Efficiently navigating the search space: strategies for minimizing repetitions

Our algorithms that search for formulas may sometimes cover the same formulas more than once. Such cases of overlapping scans are wasteful. We are looking for new ways to scan over the search space while avoiding such overlaps. This challenge is becoming of great importance since we are starting to cover larger search spaces with higher risks for overlaps.

The goal: scan large spaces of parameters without wasteful repetitions

A substantial part of our project is to scan the space of polynomial continued fractions and find more conjectures that connect them to fundamental mathematical constants. A polynomial continued fraction is defined by two sequences, \(a_n\) and \(b_n\)

\(a_0 + \frac{b_1}{a_1 + \frac{b_2}{a_2 + \frac{b_3}{a_3 + \ddots}} }\)

We consider polynomial continued fractions with integer coefficients, meaning that both can be expressed using an easy-to-scan structure. Assuming \(a_n\) is of degree 3 and \(b_n\) is of degree 6, they can be written as:

\( a_n = c_0^{(a)} + c_1^{(a)} n + c_2^{(a)} n^2 + c_3^{(a)} n^3 \\\\
b_n = c_0^{(b)} + c_1^{(b)} n + c_2^{(b)} n^2 + c_3^{(b)} n^3 + c_4^{(b)} n^4 + c_5^{(b)} n^5 + c_6^{(b)} n^6 \\\\
\)

where \(c_i^{(a)}, c_i^{(b)} \in \mathbb{Z} \).
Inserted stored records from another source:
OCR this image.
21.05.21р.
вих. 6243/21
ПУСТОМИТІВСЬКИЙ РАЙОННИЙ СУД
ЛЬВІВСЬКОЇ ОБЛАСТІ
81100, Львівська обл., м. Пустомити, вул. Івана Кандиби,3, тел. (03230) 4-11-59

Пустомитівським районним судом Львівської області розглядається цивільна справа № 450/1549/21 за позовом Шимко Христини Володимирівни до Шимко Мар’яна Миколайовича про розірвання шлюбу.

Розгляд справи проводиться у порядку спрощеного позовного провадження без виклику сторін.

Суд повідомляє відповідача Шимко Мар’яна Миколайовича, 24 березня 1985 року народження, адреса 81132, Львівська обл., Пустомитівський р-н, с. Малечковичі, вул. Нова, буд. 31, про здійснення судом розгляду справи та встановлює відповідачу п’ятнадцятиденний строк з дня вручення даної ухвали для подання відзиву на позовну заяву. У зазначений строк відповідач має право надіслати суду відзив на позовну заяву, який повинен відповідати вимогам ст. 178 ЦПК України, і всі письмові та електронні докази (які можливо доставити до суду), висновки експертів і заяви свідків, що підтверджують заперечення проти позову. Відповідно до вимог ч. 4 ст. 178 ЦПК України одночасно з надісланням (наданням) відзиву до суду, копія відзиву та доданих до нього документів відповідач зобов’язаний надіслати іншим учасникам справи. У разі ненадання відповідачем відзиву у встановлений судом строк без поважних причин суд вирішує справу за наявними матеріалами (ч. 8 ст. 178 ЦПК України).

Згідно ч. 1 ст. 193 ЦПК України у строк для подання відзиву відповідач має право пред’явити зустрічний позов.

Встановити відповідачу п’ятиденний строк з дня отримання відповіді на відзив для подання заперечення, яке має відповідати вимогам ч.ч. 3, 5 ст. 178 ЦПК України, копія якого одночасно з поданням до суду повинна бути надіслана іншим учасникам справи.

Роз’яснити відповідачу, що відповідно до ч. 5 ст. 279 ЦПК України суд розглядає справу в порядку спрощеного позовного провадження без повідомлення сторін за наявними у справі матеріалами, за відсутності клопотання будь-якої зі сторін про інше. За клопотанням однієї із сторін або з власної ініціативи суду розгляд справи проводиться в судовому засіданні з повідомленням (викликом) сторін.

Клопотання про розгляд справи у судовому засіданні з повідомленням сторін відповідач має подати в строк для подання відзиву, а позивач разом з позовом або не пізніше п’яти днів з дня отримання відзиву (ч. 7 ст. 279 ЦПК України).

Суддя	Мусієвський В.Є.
In this representation, scanning the space of continued fractions is straightforward – just set a range for every coefficient and run over all of them. When we distribute this search space to multiple clients, every client gets a chunk, which is a sub-range of the original space.
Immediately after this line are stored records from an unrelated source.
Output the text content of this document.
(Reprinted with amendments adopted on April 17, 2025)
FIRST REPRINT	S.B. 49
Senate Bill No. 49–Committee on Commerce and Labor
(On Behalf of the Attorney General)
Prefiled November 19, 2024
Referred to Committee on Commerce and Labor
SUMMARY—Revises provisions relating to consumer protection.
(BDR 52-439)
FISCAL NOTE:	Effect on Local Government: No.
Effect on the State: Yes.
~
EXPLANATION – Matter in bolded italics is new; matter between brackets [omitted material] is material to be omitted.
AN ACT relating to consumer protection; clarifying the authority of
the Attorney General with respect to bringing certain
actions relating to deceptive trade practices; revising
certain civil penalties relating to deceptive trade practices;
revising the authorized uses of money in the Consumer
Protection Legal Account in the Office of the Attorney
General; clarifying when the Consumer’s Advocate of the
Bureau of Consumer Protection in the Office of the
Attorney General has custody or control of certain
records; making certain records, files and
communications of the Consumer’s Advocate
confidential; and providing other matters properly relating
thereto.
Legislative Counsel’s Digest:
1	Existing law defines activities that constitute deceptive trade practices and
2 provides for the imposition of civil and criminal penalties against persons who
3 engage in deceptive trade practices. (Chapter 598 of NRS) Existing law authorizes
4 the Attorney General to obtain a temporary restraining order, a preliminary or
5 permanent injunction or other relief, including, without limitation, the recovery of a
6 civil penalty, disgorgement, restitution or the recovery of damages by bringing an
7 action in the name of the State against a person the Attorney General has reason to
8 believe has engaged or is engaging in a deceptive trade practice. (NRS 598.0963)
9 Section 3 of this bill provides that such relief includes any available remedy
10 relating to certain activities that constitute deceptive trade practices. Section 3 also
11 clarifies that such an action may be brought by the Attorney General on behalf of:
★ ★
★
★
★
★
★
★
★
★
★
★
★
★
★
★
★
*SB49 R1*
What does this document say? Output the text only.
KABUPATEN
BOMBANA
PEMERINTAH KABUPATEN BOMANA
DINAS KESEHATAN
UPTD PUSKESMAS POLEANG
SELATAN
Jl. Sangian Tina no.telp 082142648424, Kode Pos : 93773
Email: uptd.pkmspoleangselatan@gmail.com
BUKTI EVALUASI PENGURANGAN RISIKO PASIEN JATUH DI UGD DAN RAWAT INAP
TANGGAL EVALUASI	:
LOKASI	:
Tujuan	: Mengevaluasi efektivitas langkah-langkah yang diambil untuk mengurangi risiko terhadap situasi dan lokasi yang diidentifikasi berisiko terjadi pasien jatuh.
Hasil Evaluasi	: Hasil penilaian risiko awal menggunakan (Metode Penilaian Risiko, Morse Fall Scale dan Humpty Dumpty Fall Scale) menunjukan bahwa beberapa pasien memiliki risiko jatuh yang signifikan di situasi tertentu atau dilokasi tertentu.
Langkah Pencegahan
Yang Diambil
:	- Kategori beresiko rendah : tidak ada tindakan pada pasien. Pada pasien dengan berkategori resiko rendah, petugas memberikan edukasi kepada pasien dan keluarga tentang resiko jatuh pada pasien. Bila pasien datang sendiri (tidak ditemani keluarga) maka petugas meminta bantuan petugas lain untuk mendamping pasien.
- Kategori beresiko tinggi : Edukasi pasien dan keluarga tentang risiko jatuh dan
However, the plot thickens when we start issuing focused searches over structures that are similar to other conjectures. For examples, the following results are all valid formulas for \(\zeta(3)\):

\(
a_n = n^3 +(n+1)^3 \\
b_n = -n^6
\)

\(
a_n = n^3 +(n+1)^3 + 4(2n+1) \\
b_n = -n^6
\)

\(
a_n = 9(n^3 +(n+1)^3) + 80(2n+1) \\
b_n = -81n^6
\)

It is quite visible from this short example that a better way to define \(a_n\) and \(b_n\) is through the following scheme:

\( a_n = c_0(n^3 +(n+1)^3) + c_1(2n+1) \\\\
b_n = c_2 n^6
\)

It offers a much smaller and more focused search space. So it is more likely that we will find conjectures in it.

However, in many cases, we run searches on both schemes. This scenario is very common, since we can exhaust a focused search scheme, and then roll back to the more general one, aiming to find new research directions. In this case, keeping track over which polynomial continued were scanned becomes a substantial challenge. We can avoid millions of redundant calculations if we do it well.

So here is the challenge:

Can you create a system that tracks what continued fractions were scanned in different schemes, and enable scanning new ranges in different schemes without repetitions? The system should enable taking a very large search space, and divide it into reasonable chunks (say, 50K items in every chunk) where we only calculate continued fractions that were not scanned before. (For example, imagine polynomial continued fractions where \(a_n\) is of degree 7 and \(b_n\) is of degree 14, where every coefficient ranges from -200 to 200.

Notice that since the search space is very large, we cannot save a list of all the continued fractions that we already calculated. We can only store the ranges, and if it helps, the scheme they were created from.